Build a great Mac app in 2026

Phil Zakharchenko

⏱ 180-min-workshop
beginner
intermediate
13:00-16:00, Monday, 18th May 2026
macOS is Apple’s oldest platform by far, and has a ton of exciting software and hardware history – and a lot of baggage.

I believe many ideas and apps can benefit from the richness of the Mac. But with so much functional complexity, and most documentation being outdated, how do you even get started building a Mac app in Swift? And, most importantly, how do you make it a great Mac app? Come see the talk to find out!

Outline

Introduction, and some brief history (7min)

I have a deep love for the Mac, but understand how it can feel to be overwhelmed by unfamiliar outdated terminology from decades ago when getting started. The role of the intro is to help orient the audience in the complex coordinate space that is Mac software today.
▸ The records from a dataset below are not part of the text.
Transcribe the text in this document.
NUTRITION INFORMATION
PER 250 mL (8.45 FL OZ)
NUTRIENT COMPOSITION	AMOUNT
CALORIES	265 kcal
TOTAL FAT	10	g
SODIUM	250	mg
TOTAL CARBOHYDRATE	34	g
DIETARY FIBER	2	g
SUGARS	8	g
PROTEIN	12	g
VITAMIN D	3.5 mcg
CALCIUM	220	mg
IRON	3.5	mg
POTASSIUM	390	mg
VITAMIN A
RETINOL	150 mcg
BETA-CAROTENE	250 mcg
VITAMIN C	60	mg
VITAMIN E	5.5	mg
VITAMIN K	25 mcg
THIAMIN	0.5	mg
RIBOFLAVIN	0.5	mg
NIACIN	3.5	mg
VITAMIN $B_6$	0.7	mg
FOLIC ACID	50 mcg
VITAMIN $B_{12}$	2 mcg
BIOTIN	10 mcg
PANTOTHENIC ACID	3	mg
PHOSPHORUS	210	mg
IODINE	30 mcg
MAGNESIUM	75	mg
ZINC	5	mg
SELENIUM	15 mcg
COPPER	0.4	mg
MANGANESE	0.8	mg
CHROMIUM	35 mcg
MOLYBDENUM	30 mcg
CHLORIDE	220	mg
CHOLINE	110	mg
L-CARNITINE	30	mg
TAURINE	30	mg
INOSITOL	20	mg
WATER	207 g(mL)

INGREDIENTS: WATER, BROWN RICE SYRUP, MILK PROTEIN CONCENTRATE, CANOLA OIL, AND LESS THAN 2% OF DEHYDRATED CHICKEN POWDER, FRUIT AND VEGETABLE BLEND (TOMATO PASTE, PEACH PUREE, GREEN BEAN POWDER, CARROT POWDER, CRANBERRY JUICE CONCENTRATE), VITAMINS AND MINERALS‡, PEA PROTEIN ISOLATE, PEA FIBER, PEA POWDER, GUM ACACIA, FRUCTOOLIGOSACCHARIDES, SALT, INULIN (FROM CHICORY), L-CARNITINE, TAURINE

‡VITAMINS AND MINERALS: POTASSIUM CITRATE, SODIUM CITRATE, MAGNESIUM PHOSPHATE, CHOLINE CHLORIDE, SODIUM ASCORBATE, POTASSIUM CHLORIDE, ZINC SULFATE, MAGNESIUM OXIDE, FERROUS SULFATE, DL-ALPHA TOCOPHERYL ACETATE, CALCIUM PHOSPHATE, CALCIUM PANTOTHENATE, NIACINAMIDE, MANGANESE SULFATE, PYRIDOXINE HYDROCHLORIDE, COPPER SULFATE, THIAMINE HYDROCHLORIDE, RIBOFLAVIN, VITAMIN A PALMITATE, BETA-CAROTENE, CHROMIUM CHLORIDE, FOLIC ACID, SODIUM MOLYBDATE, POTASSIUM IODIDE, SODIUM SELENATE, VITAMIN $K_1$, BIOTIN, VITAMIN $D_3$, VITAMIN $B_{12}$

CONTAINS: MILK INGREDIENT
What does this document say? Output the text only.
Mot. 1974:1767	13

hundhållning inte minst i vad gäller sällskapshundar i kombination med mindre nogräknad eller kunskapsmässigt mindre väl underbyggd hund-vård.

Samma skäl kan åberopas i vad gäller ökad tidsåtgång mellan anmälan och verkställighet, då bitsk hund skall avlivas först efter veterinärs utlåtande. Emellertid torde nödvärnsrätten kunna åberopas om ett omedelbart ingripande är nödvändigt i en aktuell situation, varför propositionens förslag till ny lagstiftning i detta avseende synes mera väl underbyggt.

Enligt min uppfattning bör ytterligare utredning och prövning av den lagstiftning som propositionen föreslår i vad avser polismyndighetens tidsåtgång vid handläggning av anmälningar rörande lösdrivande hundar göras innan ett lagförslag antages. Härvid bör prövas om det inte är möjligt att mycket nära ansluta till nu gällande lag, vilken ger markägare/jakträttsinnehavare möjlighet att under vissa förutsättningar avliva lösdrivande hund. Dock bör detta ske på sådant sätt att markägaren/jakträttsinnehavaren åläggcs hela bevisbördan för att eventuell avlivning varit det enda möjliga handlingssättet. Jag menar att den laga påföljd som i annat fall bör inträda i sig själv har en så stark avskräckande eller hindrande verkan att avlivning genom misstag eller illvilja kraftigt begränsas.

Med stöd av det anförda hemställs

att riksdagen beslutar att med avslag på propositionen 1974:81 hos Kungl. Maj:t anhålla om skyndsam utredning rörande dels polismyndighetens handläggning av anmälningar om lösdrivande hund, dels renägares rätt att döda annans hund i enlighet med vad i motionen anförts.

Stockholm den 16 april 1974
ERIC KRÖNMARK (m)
  • The evolution of Mac hardware and frameworks that powered it (Carbon, Cocoa, SwiftUI)
  • UI frameworks today: AppKit, SwiftUI, Mac Catalyst

Building our first Mac app (7-8min)

This is a hands-on section where we start with an empty macOS app and explore its foundational components.

  • Starting with SwiftUI
  • We build the empty app and explore what we have as a starting point.
    • Fundamental components of an app: scenes and windows, the menu bar, the Dock
  • Why I strongly suggest going native
    • Writing a Mac app in Swift provides a baseline user experience totally unachievable with other technologies like Electron.
    • None of the fundamental building blocks we got “for free” would be trivial to achieve.

What makes Mac, Mac (25min)

We work on our app to build a simple Mac-first task tracker app, discovering a few core concepts along the way, as well as how easy they are to take advantage of in SwiftUI.

  • Exploring controls
    • macOS provides many built-in controls that are surprising in their richness, such as the table view for displaying tabular data
  • How events flow through the application, and how clicks are different from key presses
  • The focus model: how input is handled and what the user expects
  • Responder chain: how to handle keyboard shortcuts and make them discoverable
  • When you need more, bridging is easy
    • SwiftUI and AppKit work seamlessly together, can be simpler than UIKit bridging on iOS / visionOS

Learning resources & takeaways (10min)

A lot of documentation on macOS development is severely outdated, and it’s hard to navigate the space when you’re new. My goal is to share my own learnings and suggest a few resources as starting points.

  • Finding answers to common questions and solutions to problems
  • Documentation Archive as a source of conceptual knowledge
  • Discovering and reaching out to people in the community

🏷 macOS
🏷 Swift
🏷 Apps
🏷 SwiftUI
🏷 AppKit

Phil Zakharchenko

Phil is a Mac platform engineer obsessed with software craft and intentional design. At Apple, he worked on flagship macOS features including the modernized menu architecture, Window Tiling, and Stage Manager. In 2023, he joined Software Applications Incorporated as the first hire to build Sky, a reimagining of the Mac interaction paradigm. The company was acquired in 2025 by OpenAI, where Phil is continuing to build thoughtful experiences for Apple platforms.